The obsolete medical terms Mongolian idiocy and Mongolism referred to a specific type of mental deficiency, associated with the genetic disorder now known as Down syndrome. The obsolete term for a person with this syndrome was Mongolian idiot.

In the 21st century, these terms are no longer used as medical terminology, deemed an unacceptable, offensive and misleading description of those with Down's syndrome. The terminology change was brought about both by scientific and medical experts, as well as people of Asian ancestry, including those from Mongolia.

The stand-alone term "idiot" itself has a similar history of meaning and connotation change.

"Idiot" as a former technical term

While the term "idiot" is, in the present day, not used in a medical, legal or psychiatric context, instead meaning a stupid or foolish person, the term previously held meaning as a technical term used in both legal and psychiatric contexts for some type of profound intellectual disability, wherein the disabled person's mental age was considered to be two years or less. Along with terms like "moron", "imbecile", and "cretin", "idiot" has become an archaic description in legal, medical and psychiatric contexts, becoming instead an offensive term deemed outdated and discriminatory towards those it was once used to describe.

The term was gradually replaced with "profound mental retardation", which has since experienced euphemistic evolution and been gradually replaced with other terms.

History
John Langdon Down first characterized the syndrome that now bears his name as a distinguishable form of mental disability in 1862, and in a more widely published report in 1866. Due to his perception that children with Down's syndrome shared facial similarities with the populations that German physician Johann Friedrich Blumenbach described as the "Mongolian race", Down used the term "mongoloid" in his characterisation of those with Down's syndrome.

The term continued its usage into the 20th century, with a study published in 1908 by W. Bertram Hill bearing the name Mongolism and its Pathology. The term "mongolism" was used by English psychiatrist and geneticist Lionel Penrose as late as 1961.

F. G. Crookshank published a pseudoscientific book in 1924 named The Mongol in our Midst which suggested that the syndrome was due to genetic traits literally inherited from Mongoloid races.

Rock band Devo released a song titled "Mongoloid" in 1977, describing a man with Down Syndrome.

Deprecation and depreciation of the term
In 1961, genetic experts wrote a joint letter to the medical journal The Lancet which read:

In 1965, WHO resolved to abandon the term at the request of the Mongolian People's Republic.

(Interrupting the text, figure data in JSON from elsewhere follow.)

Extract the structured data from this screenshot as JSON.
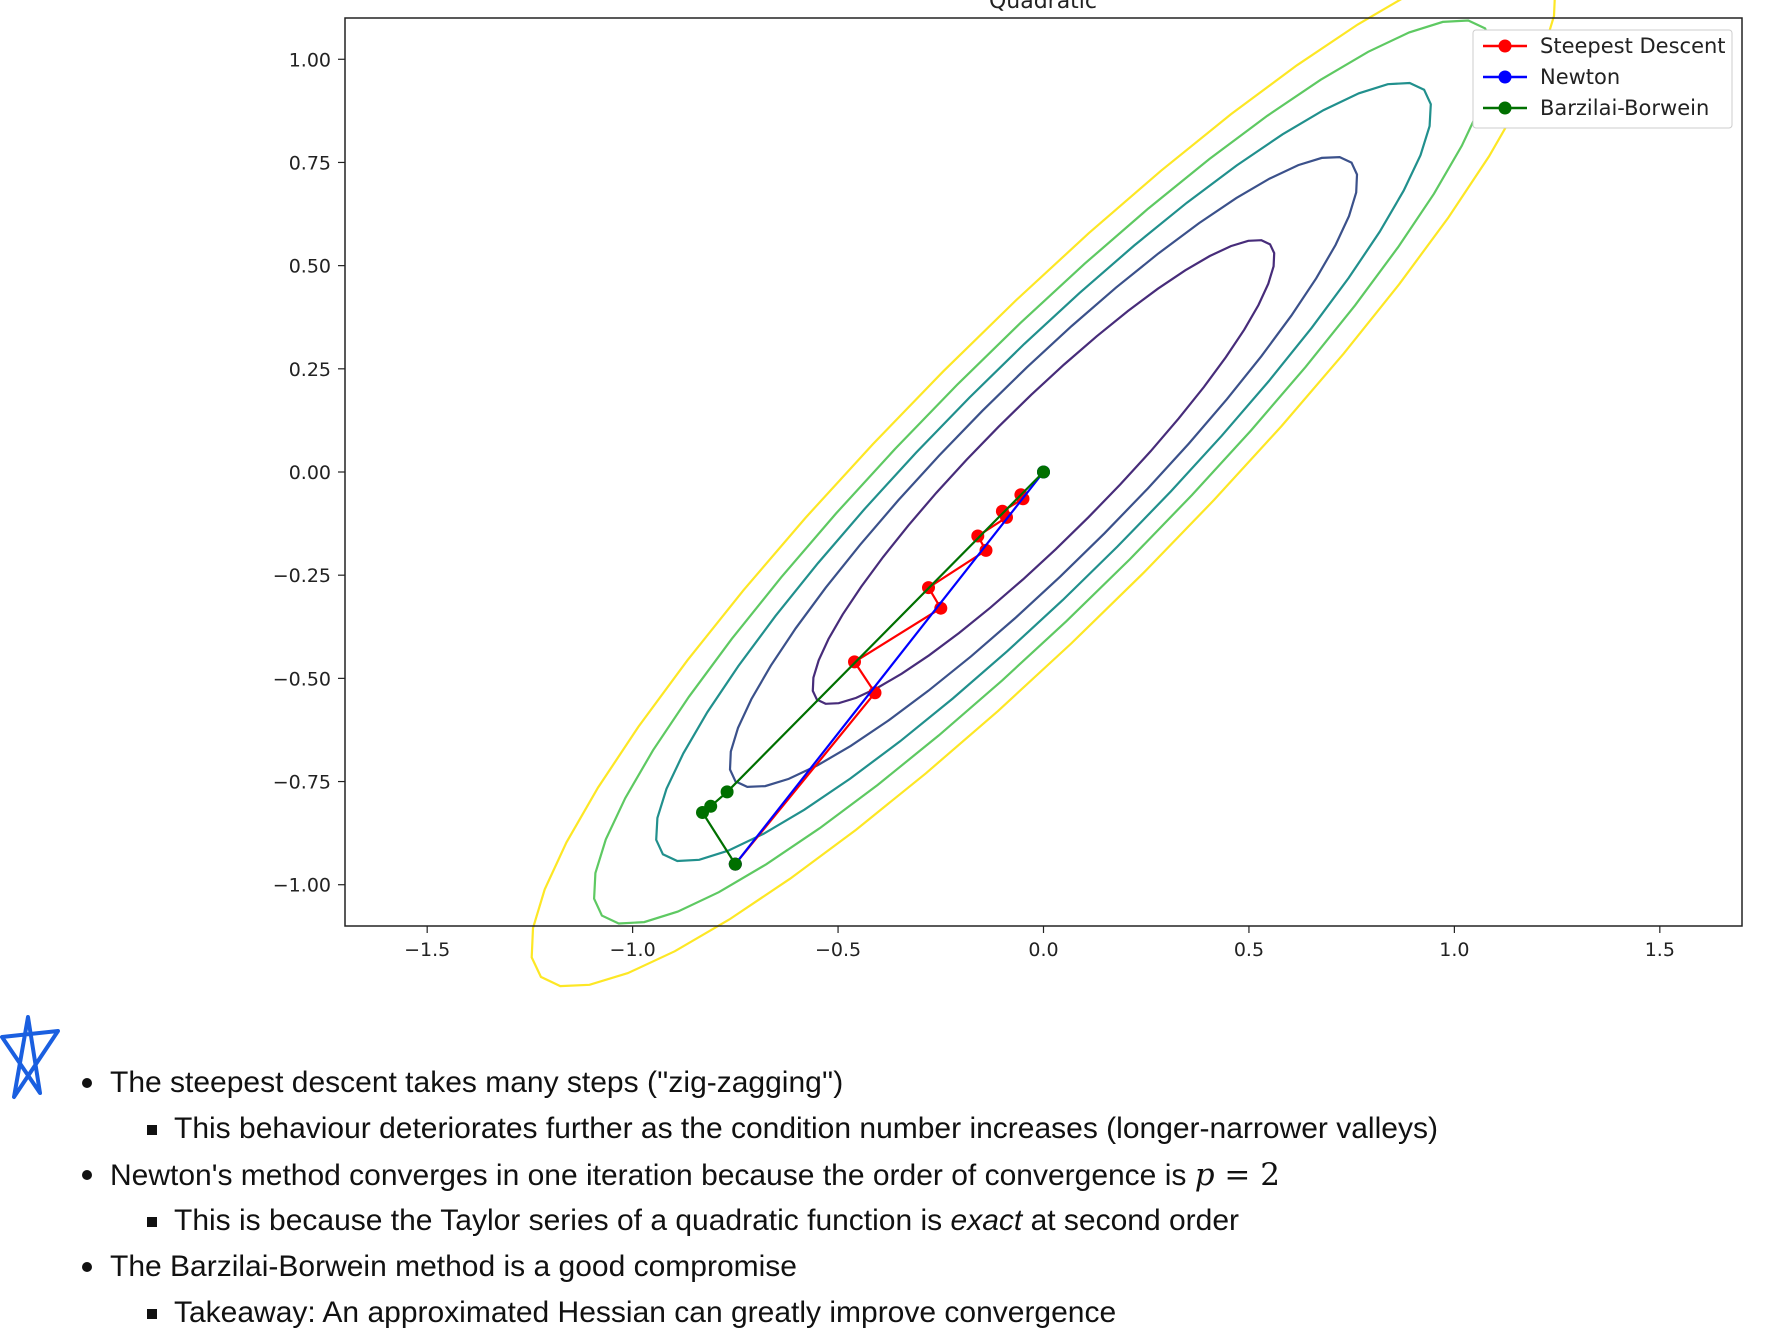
{
  "chart_data": {
    "type": "line",
    "title": "Quadratic",
    "xlabel": "",
    "ylabel": "",
    "xlim": [
      -1.7,
      1.7
    ],
    "ylim": [
      -1.1,
      1.1
    ],
    "x_ticks": [
      -1.5,
      -1.0,
      -0.5,
      0.0,
      0.5,
      1.0,
      1.5
    ],
    "x_tick_labels": [
      "−1.5",
      "−1.0",
      "−0.5",
      "0.0",
      "0.5",
      "1.0",
      "1.5"
    ],
    "y_ticks": [
      1.0,
      0.75,
      0.5,
      0.25,
      0.0,
      -0.25,
      -0.5,
      -0.75,
      -1.0
    ],
    "y_tick_labels": [
      "1.00",
      "0.75",
      "0.50",
      "0.25",
      "0.00",
      "−0.25",
      "−0.50",
      "−0.75",
      "−1.00"
    ],
    "grid": false,
    "legend_position": "top-right",
    "contours": [
      {
        "color": "#472c7a",
        "a": 0.78,
        "b": 0.155
      },
      {
        "color": "#3b518b",
        "a": 1.06,
        "b": 0.21
      },
      {
        "color": "#21908d",
        "a": 1.31,
        "b": 0.255
      },
      {
        "color": "#5ec962",
        "a": 1.52,
        "b": 0.298
      },
      {
        "color": "#fde725",
        "a": 1.73,
        "b": 0.345
      }
    ],
    "series": [
      {
        "name": "Steepest Descent",
        "color": "#ff0000",
        "x": [
          -0.75,
          -0.41,
          -0.46,
          -0.25,
          -0.28,
          -0.14,
          -0.16,
          -0.09,
          -0.1,
          -0.05,
          -0.055
        ],
        "y": [
          -0.95,
          -0.535,
          -0.46,
          -0.33,
          -0.28,
          -0.19,
          -0.155,
          -0.11,
          -0.095,
          -0.065,
          -0.055
        ]
      },
      {
        "name": "Newton",
        "color": "#0000ff",
        "x": [
          -0.75,
          0.0
        ],
        "y": [
          -0.95,
          0.0
        ]
      },
      {
        "name": "Barzilai-Borwein",
        "color": "#007000",
        "x": [
          -0.75,
          -0.83,
          -0.81,
          -0.77,
          0.0
        ],
        "y": [
          -0.95,
          -0.825,
          -0.81,
          -0.775,
          0.0
        ]
      }
    ]
  },
  "notes": {
    "b1": "The steepest descent takes many steps (''zig-zagging'')",
    "b1_sub": "This behaviour deteriorates further as the condition number increases (longer-narrower valleys)",
    "b2_pre": "Newton's method converges in one iteration because the order of convergence is ",
    "b2_math_var": "p",
    "b2_math_rest": " = 2",
    "b2_sub_pre": "This is because the Taylor series of a quadratic function is ",
    "b2_sub_em": "exact",
    "b2_sub_post": " at second order",
    "b3": "The Barzilai-Borwein method is a good compromise",
    "b3_sub": "Takeaway: An approximated Hessian can greatly improve convergence"
  },
  "icons": {
    "annotation": "star-icon",
    "annotation_color": "#1a5fe0"
  }
}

Despite decades of inaction to change the term and resistance to abandoning it, the term thereafter began to fade from use, in favor of its replacement, Down's Syndrome, Down syndrome and Trisomy 21 disorder.

However, the term "Mongolian idiocy" was reported as continuing in use at least 15 years after the WHO's decision to abandon it; in his book The Panda's Thumb, published in 1980, paleontologist Stephen Jay Gould reported that the term "mongolism" was still commonly used in the United States, despite being "defamatory" and "wrong on all counts".